Although researchers can’t quite toss out their microscopes, two new studies reported in the New England Journal of Medicine show that variations in brain tumors’ genomics can be used to determine the best course of treatment for patients with certain kinds of tumors. For the most part, doctors have analyzed tissue samples to categorize and predict tumors’ potential trajectories. The papers’ authors show that genome scans of patients’ tumors remove several degrees of subjective analysis leading to more accurate diagnostics and earlier, better treatments.
In one paper, researchers from the Cancer Genome Atlas (TCGA), part of the NIH, found that gliomas -- a kind of tumor that effect about one-third of brain cancer patients -- could be categorized and then treated according to “recurrent mutations and chromosomal copy number changes that were associated with clinical outcome.”

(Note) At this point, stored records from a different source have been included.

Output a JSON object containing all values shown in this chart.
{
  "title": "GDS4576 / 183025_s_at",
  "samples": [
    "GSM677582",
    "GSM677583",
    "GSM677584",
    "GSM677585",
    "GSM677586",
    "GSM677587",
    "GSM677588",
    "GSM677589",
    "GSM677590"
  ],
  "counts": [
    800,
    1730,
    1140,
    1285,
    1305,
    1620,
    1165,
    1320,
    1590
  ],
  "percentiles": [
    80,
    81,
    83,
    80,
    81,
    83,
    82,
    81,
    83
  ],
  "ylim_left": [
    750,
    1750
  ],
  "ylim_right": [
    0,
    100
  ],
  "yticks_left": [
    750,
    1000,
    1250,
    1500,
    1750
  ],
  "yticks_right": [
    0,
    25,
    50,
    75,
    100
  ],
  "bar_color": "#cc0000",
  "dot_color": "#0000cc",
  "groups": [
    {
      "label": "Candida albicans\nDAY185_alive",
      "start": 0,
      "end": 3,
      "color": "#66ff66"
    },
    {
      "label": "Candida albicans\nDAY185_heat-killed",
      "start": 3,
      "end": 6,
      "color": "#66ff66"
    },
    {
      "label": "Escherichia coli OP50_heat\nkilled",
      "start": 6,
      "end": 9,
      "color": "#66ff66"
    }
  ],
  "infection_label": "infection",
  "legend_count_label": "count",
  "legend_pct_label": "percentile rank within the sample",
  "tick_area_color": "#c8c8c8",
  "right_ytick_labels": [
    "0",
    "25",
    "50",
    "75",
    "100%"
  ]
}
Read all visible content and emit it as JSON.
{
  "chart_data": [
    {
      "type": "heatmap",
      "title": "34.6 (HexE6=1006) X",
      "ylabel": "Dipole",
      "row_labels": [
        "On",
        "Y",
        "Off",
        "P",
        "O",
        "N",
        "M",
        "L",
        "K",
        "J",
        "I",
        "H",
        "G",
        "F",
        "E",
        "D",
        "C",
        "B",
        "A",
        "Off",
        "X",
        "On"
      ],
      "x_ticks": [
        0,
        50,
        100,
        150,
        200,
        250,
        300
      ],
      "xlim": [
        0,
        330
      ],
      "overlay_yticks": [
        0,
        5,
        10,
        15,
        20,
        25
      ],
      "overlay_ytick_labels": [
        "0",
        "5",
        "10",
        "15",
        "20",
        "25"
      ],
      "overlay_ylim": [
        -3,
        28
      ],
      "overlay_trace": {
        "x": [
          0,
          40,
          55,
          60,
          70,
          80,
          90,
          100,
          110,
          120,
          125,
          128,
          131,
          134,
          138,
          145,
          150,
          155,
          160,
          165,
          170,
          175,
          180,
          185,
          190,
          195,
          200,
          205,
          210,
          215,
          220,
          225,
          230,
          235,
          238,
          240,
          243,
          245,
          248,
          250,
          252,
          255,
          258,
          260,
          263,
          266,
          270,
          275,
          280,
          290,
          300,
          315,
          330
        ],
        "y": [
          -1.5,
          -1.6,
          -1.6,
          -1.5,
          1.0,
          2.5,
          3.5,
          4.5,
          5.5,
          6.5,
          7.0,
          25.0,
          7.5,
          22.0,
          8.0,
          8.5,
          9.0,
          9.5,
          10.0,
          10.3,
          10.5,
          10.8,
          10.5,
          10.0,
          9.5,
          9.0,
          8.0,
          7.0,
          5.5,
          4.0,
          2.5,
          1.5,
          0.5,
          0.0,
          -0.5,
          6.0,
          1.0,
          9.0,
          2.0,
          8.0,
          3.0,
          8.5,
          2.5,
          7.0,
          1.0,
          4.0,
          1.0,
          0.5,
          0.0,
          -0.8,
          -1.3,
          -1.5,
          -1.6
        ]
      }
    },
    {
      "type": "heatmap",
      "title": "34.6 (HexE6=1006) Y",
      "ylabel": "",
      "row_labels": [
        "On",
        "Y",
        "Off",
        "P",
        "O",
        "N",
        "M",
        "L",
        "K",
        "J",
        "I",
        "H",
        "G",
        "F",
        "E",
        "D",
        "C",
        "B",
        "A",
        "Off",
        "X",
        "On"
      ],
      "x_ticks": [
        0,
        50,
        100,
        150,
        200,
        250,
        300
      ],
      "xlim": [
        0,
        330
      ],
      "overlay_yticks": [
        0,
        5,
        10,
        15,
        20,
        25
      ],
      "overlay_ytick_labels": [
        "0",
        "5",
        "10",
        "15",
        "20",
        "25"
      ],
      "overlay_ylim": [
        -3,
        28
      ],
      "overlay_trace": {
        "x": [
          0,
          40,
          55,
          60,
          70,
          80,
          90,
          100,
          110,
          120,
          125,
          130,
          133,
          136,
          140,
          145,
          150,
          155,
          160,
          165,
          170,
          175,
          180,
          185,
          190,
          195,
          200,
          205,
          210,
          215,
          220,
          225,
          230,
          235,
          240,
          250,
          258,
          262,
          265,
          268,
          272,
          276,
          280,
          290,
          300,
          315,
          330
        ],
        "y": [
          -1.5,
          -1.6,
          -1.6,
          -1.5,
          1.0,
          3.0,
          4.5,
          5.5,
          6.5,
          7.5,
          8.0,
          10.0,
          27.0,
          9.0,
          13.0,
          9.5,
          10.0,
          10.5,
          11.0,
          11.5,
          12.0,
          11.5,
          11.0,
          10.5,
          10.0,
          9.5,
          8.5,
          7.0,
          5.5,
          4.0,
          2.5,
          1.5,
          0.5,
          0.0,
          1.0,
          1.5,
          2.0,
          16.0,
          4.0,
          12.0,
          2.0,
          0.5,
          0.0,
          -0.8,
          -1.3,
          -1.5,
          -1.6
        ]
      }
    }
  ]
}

A team led by researchers from the Mayo Clinic and the University of California, San Francisco also studied glioma genes and also found that they could categorize tumors by certain mutations and that those mutations were responsible for varying disease trajectories and treatment responses.
These findings are additions to a growing list of instances in which researchers are finding more and more justifications for adopting personalized medicine in routine healthcare. As more of these instances crop up -- and we’re sure they will! -- the need for interoperability becomes clearer. There won’t be a practical way to justify closing off healthcare systems when precise diagnoses and earlier interventions might be a few keystrokes away.“We found consistent associations between the molecular groups and age at diagnosis, survival, patterns of acquired alterations, and germline variants across the three data sets. This consistency is remarkable, given the different methods of case ascertainment that were used in the three different series that we analyzed (cases in the UCSF Adult Glioma Study were population-based and clinic-based, cases from the Mayo Clinic were referral-based, and cases from the TCGA project were selected primarily on the basis of tumor size).” From Glioma Groups Based on 1p/19q, IDH, and TERT Promoter Mutations in Tumors by Eckel-Passow, J. PhD. et al.